Museum curator builds a database of the world’s oldest telescopes

Before Mars rovers, Apollo Missions and the International Space Station there was the telescope. The devices, which first appeared in the Netherlands in the early 17th century, were mankind’s first technological step in exploring the universe.

Now Marvin Bolt, science and technology curator at the Corning Museum of Glass, is on a worldwide quest to track down the world’s oldest known telescopes.

“You’d think after 400 years, people would know where they are,” Bolt, an expert on historical telescopes, told Phys.org.

The quest began in Switzerland one night when a friend let him look through a 17th century telescope. According to Bolt, writings suggested that the antique telescopes didn’t work well, but that was not his experience.

“The image was spectacular and not as people had described it,” he said.
“That was the turning point. We have to make a systematic study of actual objects: Where are they? How many are there and what can you actually see through them?”

In total, his quest has taken him to 21 countries so far including Portugal, Estonia, china and the Vatican as he chased leads through private and museum collections in Europe, Asia and North America.

To date he has catalogued more than 1,000 telescopes made before 1750 when a second piece of glass was added, improving the quality and leading to a surge in demand and production.

According to the telescope hunter, that number is more than he anticipated. Early telescopes were fragile things, involving delicate glass lenses rolled in parchment and covered in fish skin or leather.

At the start of Bolt’s project, fewer than 10 telescopes manufactured between 1608 and 1650 were known to exist. In his search, Bolt has turned up 30 including two that were found in a decorative arts museum in Germany.

At a similar museum in Berlin they found a telescope which dates to 1620, one of the oldest surviving telescopes in the world. Another 17th century telescope was collecting dust on a shelf in Belgium.

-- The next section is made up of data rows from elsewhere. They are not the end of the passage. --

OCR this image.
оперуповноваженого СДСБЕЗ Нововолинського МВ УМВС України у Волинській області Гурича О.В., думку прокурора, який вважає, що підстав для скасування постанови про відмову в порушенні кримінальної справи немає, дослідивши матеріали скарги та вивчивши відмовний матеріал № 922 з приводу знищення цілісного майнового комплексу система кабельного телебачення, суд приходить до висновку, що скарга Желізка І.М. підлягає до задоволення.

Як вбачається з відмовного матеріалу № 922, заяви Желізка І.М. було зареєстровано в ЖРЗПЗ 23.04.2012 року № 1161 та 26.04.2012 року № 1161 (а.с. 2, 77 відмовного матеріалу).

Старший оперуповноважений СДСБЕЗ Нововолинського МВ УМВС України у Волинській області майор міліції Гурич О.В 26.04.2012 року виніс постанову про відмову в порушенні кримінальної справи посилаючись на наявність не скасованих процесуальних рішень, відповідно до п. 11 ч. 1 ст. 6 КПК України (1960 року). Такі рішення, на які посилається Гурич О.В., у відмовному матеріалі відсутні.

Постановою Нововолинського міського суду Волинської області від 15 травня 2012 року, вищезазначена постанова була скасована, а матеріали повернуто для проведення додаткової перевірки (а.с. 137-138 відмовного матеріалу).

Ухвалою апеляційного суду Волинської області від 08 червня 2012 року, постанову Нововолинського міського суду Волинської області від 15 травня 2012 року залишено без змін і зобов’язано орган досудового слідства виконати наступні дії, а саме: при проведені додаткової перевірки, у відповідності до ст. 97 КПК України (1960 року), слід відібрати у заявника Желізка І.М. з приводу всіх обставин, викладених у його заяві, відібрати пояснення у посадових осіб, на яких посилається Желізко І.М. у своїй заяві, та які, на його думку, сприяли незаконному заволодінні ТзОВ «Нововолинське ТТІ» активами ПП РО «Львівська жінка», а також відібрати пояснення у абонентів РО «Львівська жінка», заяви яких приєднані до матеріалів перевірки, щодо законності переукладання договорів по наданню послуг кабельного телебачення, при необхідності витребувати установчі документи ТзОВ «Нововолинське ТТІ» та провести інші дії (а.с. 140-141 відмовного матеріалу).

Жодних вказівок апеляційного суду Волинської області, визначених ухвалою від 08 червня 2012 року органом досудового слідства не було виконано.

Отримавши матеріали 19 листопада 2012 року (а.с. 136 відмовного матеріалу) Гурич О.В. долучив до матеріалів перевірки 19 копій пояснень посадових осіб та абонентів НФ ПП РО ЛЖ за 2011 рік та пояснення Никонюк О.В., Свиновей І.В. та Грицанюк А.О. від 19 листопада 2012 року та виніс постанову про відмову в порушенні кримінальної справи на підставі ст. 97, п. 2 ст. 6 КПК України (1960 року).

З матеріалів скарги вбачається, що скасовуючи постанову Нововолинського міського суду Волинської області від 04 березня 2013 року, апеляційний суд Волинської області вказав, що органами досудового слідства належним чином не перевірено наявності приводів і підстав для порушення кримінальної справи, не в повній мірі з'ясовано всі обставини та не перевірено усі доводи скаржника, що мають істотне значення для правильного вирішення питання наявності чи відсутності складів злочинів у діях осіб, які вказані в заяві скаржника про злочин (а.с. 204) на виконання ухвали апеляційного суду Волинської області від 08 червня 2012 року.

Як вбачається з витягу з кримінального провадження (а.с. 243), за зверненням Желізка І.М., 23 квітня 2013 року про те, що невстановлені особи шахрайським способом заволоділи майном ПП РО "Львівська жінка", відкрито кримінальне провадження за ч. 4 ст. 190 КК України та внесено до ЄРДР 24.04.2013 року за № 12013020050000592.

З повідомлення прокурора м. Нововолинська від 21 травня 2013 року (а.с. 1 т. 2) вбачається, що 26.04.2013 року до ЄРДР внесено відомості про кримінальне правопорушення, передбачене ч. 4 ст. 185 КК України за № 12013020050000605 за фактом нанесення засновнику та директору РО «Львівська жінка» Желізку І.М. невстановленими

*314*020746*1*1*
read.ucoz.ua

A telescope from 1710 was found in East Lansing, Michigan. A young girl who was sick in bed with chicken pox, poked her finger through the wallpaper and found it hidden in the wall.

Bolt and his colleague Michael Korey, curator at the Mathematisch-Physikalischer Salon in Dresden, estimate that there are another 300 to 400 telescopes from the era waiting to be discovered.

According to the researchers, the more telescopes they find the more they learn about the evolution of the technology.

Although most of the telescopes remain where he found them, Bolt plans to publish an online public database of the instruments. He plans to include photos of the instruments, photos of the views through them and additional information.

“Before the telescope, you can think of humanity as being in a room in the middle of the day, but with all the blinds drawn, so your view is limited to the walls in the room and your understanding of the world around you is minimal. After the telescope, it’s as if somebody opened up all the blinds and you can look out and see this wide world that you had no idea even existed. Suddenly, the earth was not the center of the universe,” said Bart Fried, founder and president of the Antique Telescope Society.